Por: Verónica Klingenberger
Los motivos que llevan al suicidio son tan enigmáticos como aquellos que llevan al amor. Para detectarlos, los psicólogos han empleado dos métodos que básicamente han traído más frustración. El primero es investigar la vida de las personas que se mataron, incluyendo las notas que dejaron antes de morir, con el fin de encontrar alguna pista que nos lleve a entender por qué decidieron poner fin a su vida. El segundo, obtener una descripción del proceso mental a partir de la experiencia de aquellos que intentaron suicidarse. Hasta la fecha, nada ha funcionado como evidencia objetiva y las estadísticas solo aumentan la impaciencia. En años recientes han muerto más personas por suicidio que la suma de las víctimas por asesinato y conflictos bélicos. Al año, el promedio de suicidios en el mundo llega al millón. El dato espeluznante: el año pasado hubo más soldados americanos muertos por suicidio que en combate.
A pesar del progreso de la ciencia y la medicina, nada ha logrado reducir la tasa de suicidios en el mundo. Aunque se sabe cuáles son los grupos demográficos con mayor tendencia (personas con trastornos del estado de ánimo, personas aisladas, adultos que fueron abusados de niños, etc), poco se puede determinar a partir de ello. La razón es simple, la mayoría de personas de cada uno de esos grupos nunca ha tenido pensamientos suicidas. No hay información alguna que determine qué lleva a algunas personas a terminar con su vida y por qué otras nunca, ni en las circunstancias más dolorosas, se plantean matarse a sí mismos.
Esa incertidumbre llevó al hijo de un mecánico a convertirse en lo que el New York Times ha llamado ‘el detective del suicidio’. Matthew K. Nock tiene 39 años, es director del laboratorio de investigación clínica y de desarrollo de la Universidad de Harvard, y es uno de los estudiosos e investigadores sobre el suicidio más originales e influyentes de estos tiempos. Durante todos estos años, las investigaciones sobre el tema solo han llevado a teorías.

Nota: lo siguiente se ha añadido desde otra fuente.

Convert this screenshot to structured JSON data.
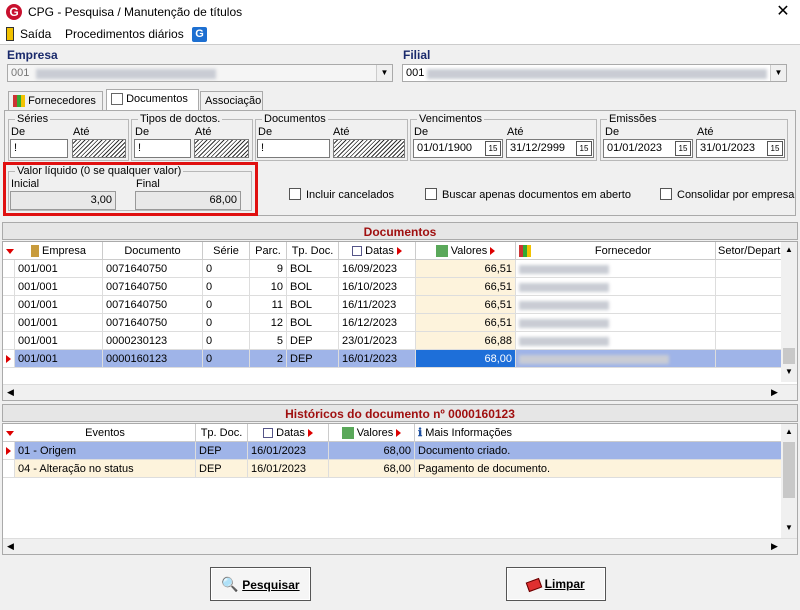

Nock quiere aportar con data concreta, y para ello, trabaja junto con su equipo en la elaboración de una serie de tests y pruebas que lo lleven a lograr su objetivo primordial: prever el riesgo de suicidio en una persona así como se prevé el riesgo de un infarto.
Aunque los tests cognitivos no son tan certeros como un examen de sangre que determina el nivel de colesterol en un cuerpo, la búsqueda de Nock se dirige a tener resultados más rigurosos, menos erráticos. Un paciente siempre puede esforzarse por esconder sus pensamientos, pero es más fácil hacerlo verbalmente que hacer trampa en un test. Hasta el momento, lo único que está probado es que los pensamientos suicidas vienen y van, y no son algo fijo o constante. Y eso es lo que más entusiasma a Nock y a su equipo. Eso, y que la mayoría de pacientes que intentaron suicidarse siempre coinciden en algo cuando se les pregunta por qué lo hicieron. A todos ellos les alegra no haber muerto.